Constraining cosmology using galaxy position angle-only cosmic shear

Abstract

ABSTRACT We investigate cosmological parameter inference from realistic simulated weak lensing image data using only galaxy position angles, as opposed to full-ellipticity information. We demonstrate that input shear fields can be accurately reconstructed using only the statistics of source galaxy position angles and that, from these shear fields, we can successfully recover power spectra and infer the input cosmology. This paper builds on previous work on angle-only weak lensing estimation by extending the method to deal with variable and anisotropic point spread function (PSF) convolution and variable shear fields.
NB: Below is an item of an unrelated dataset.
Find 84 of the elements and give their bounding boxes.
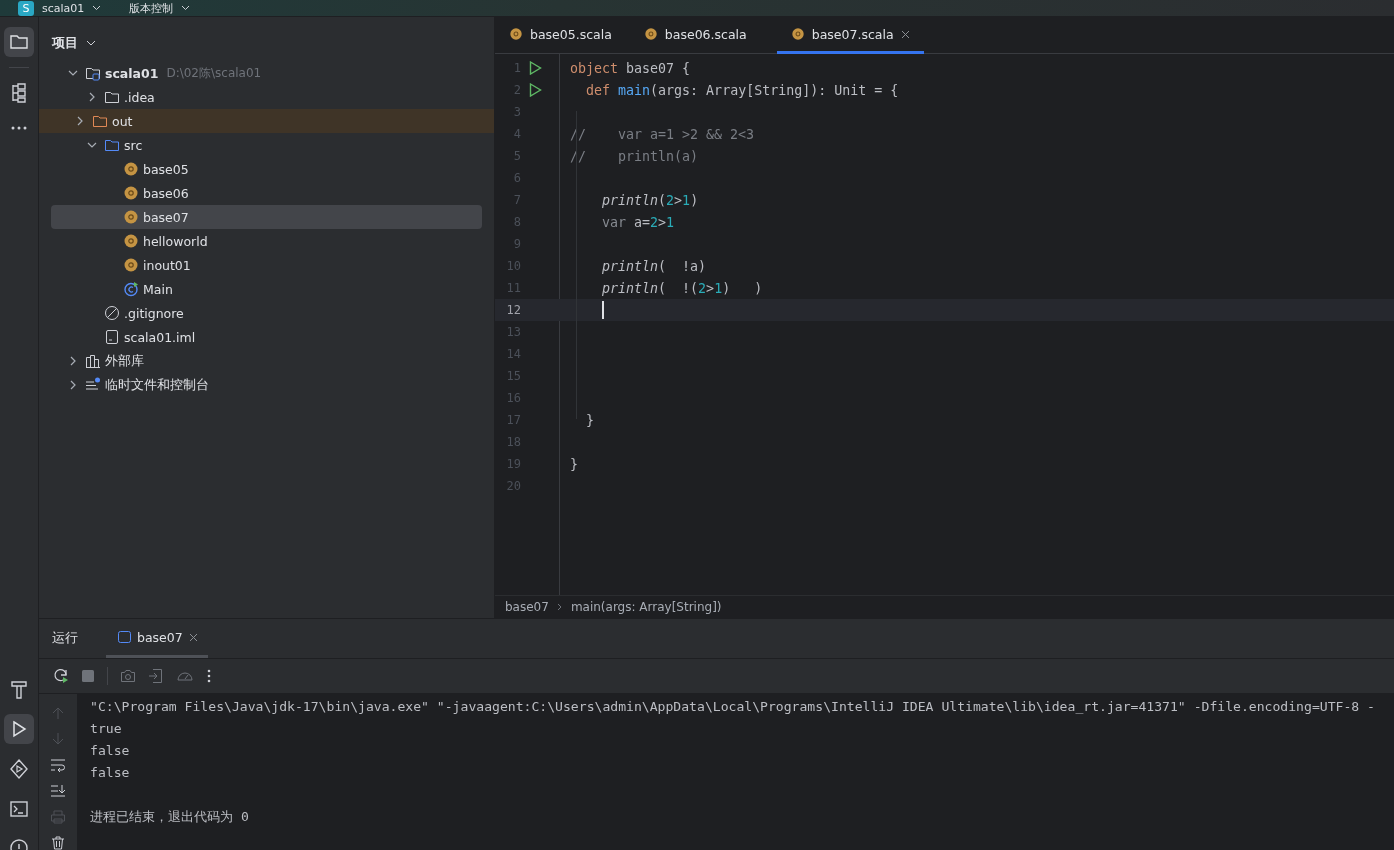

Previous work employed a weighting scheme to downweight the contribution to shear estimates from sources aligned with the PSF. This work removes the need to downweight sources by convolving them with an image of the PSF rotated by 90○. We show that this successfully undoes the rotation caused by PSF convolution, assuming we have reliable images of the PSF. We find that we can accurately recover the input shear signal from simulated weak lensing data, based loosely on current Stage III missions, using only the position angles to within an overall scale factor, and that the scale factor can be determined using a cosmology independent simulation with noise, galaxy, and PSF properties that match those of the simulated data set. We then demonstrate that we can constrain cosmological parameters using angle-only shear estimates with a constraining power comparable to a basic application of IM3SHAPE, which provides full-shape measurement information.